Taller de ejes

El eje, ya sabemos, es una abstracción de nuestra línea de balance, principalmente materializada por la columna vertebral. La mera visualización de mi propio eje y del eje del compañero (poder identificarlo, poder imaginarlo y ubicarlo mentalmente en el espacio), es una herramienta muy poderosa para todo nuestro baile.

Tener consciencia de mi eje significa tener la capacidad de darnos cuenta cuándo estamos haciendo las cosas bien y cuando no: si mi eje esta inclinado, estoy fuera de equilibrio. Si mi eje cae sobre el compañero, le estoy trasladando peso. Si mi eje está doblado o quebrado, tengo problemas posturales, etc. La visualización y manejo consciente del eje propio y del eje del compañero, facilita la identificación de problemas, y del mismo modo nos facilita alcanzar una posible solución.
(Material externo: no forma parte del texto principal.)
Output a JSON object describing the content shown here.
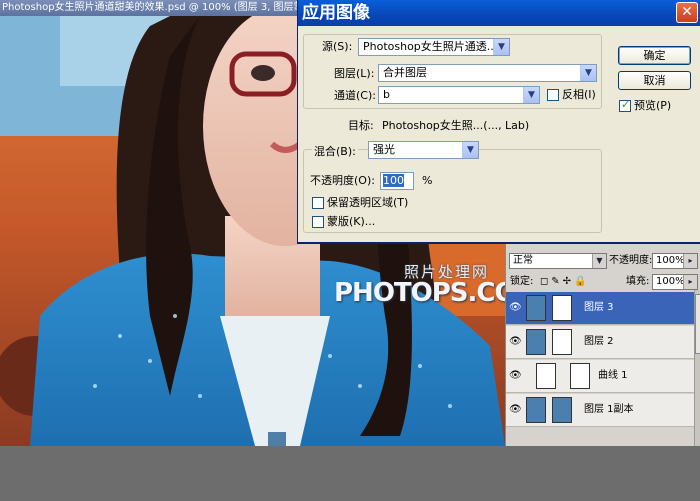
{
  "document": {
    "title": "Photoshop女生照片通道甜美的效果.psd @ 100% (图层 3, 图层蒙"
  },
  "watermark": {
    "cn": "照片处理网",
    "en": "PHOTOPS.COM"
  },
  "dialog": {
    "title": "应用图像",
    "close_symbol": "✕",
    "source_label": "源(S):",
    "source_value": "Photoshop女生照片通透...",
    "layer_label": "图层(L):",
    "layer_value": "合并图层",
    "channel_label": "通道(C):",
    "channel_value": "b",
    "invert_label": "反相(I)",
    "invert_checked": false,
    "target_label": "目标:",
    "target_value": "Photoshop女生照...(..., Lab)",
    "blend_label": "混合(B):",
    "blend_value": "强光",
    "opacity_label": "不透明度(O):",
    "opacity_value": "100",
    "opacity_unit": "%",
    "preserve_label": "保留透明区域(T)",
    "preserve_checked": false,
    "mask_label": "蒙版(K)...",
    "mask_checked": false,
    "ok_label": "确定",
    "cancel_label": "取消",
    "preview_label": "预览(P)",
    "preview_checked": true
  },
  "layers_panel": {
    "blend_mode": "正常",
    "opacity_label": "不透明度:",
    "opacity_value": "100%",
    "lock_label": "锁定:",
    "fill_label": "填充:",
    "fill_value": "100%",
    "layers": [
      {
        "name": "图层 3",
        "selected": true,
        "has_mask": true
      },
      {
        "name": "图层 2",
        "selected": false,
        "has_mask": true
      },
      {
        "name": "曲线 1",
        "selected": false,
        "adjustment": true
      },
      {
        "name": "图层 1副本",
        "selected": false,
        "has_mask": true
      }
    ]
  },
  "colors": {
    "dialog_title_blue": "#0846b8",
    "selected_layer_blue": "#3a64b8",
    "dialog_face": "#ece9d8"
  }
}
Vimos las tres principales relaciones de ejes:


1) EJES PARALELOS   | |

Cada uno en su propio eje, con su propio balance, con los ejes perpendiculares al piso y paralelos entre si. Trabajamos en abrazo cerrado y abrazo abierto. En este caso, todas las transiciones de abrazo cerrado a abierto y viceversa, deben ser con ejes paralelos, en todos los momentos de la transición. Para esto es fundamental liberar los brazos. Los brazos deben trabajar al servicio del eje. Por ejemplo, si el eje del compañero se aleja, los brazos deben soltarse, en lugar de tironear.

En esta relación de ejes, los pies también deben estar al servicio del eje. Es decir: aquel punto en el suelo en el cual deposito mi peso, hacia allí debe ir completamente todo el eje, siempre perpendicular al piso. Si es necesario liberar los brazos y alejar los ejes, así sea. Nunca sacrifiquen su comodidad por tirones en los brazos. Siempre dejen al eje acercarse y alejarse libremente.


2) EJES VOLCADOS   / \

Esta relación implica que volcamos nuestros ejes a propósito, de forma controlada, “hacia adentro”, es decir, hacia el interior del abrazo, de la pareja. Por un momento estamos “fuera de eje”. Para que esto sea comodo, es necesario compensar el peso de los dos miembros de la pareja. Lo mas importante en esta relación es que los ejes, a pesar de estar inclinados, se mantengan rectos, es decir: la columna no se quiebra. Tenemos que visualizarlos como una linea recta que se vuelca. Si quebramos la linea del eje en la zona lumbar, el peso sobre el compañero se hace imposible de sostener y es malo para las dos espaldas.

Es importante también que el movimiento fuera de eje sea controlado, sin fuerza en los brazos ni en los hombros, y que luego de la volcada, quien lidera lleve al compañero hacia su eje natural nuevamente. Cuidemos siempre el eje del otro.



3) EJES COLGADOS   \ /

En esta relación de ejes, dejamos caer los ejes “hacia afuera”, provocamos una fuerza centrifuga, la cual se compensa con el contrapeso del compañero, sin implicar esfuerzo. La diferencia aquí es que la columna debe mantenerse perpendicular al piso, y para lograr eso debemos relajar la cadera. Vimos dos tipos de relaciones de ejes colgados: hacia los dos lados, y hacia atrás. En ambos casos, debemos mantener la columna perpendicular al piso al alejarnos, y relajar la cadera, de modo que nuestras piernas sean las únicas que se inclinen: el punto mas bajo de nuestro eje se proyecta hacia el piso, fuera de la linea de los pies. Los brazos aquí toman una mayor importancia, pues es a través de ellos que nos sostenemos. Deben ser elásticos y sostener firmemente los puntos de contacto con el compañero. Si no usamos los brazos, simplemente nos caemos.


Si, las figuras requieren mas tiempo y mas practica, pero nuestro taller fue una introducción a una mayor consciencia de nuestros ejes, que pueda ser util para cada nueva figura que aprendamos. Cada figura que hagan, pregúntense: ¿cuál es la relación de ejes aquí? Aprendiendo poco a poco a visualizarlos y manejarlos conscientemente, verán que todos los problemas de equilibrio, incomodidad y postura se solucionan.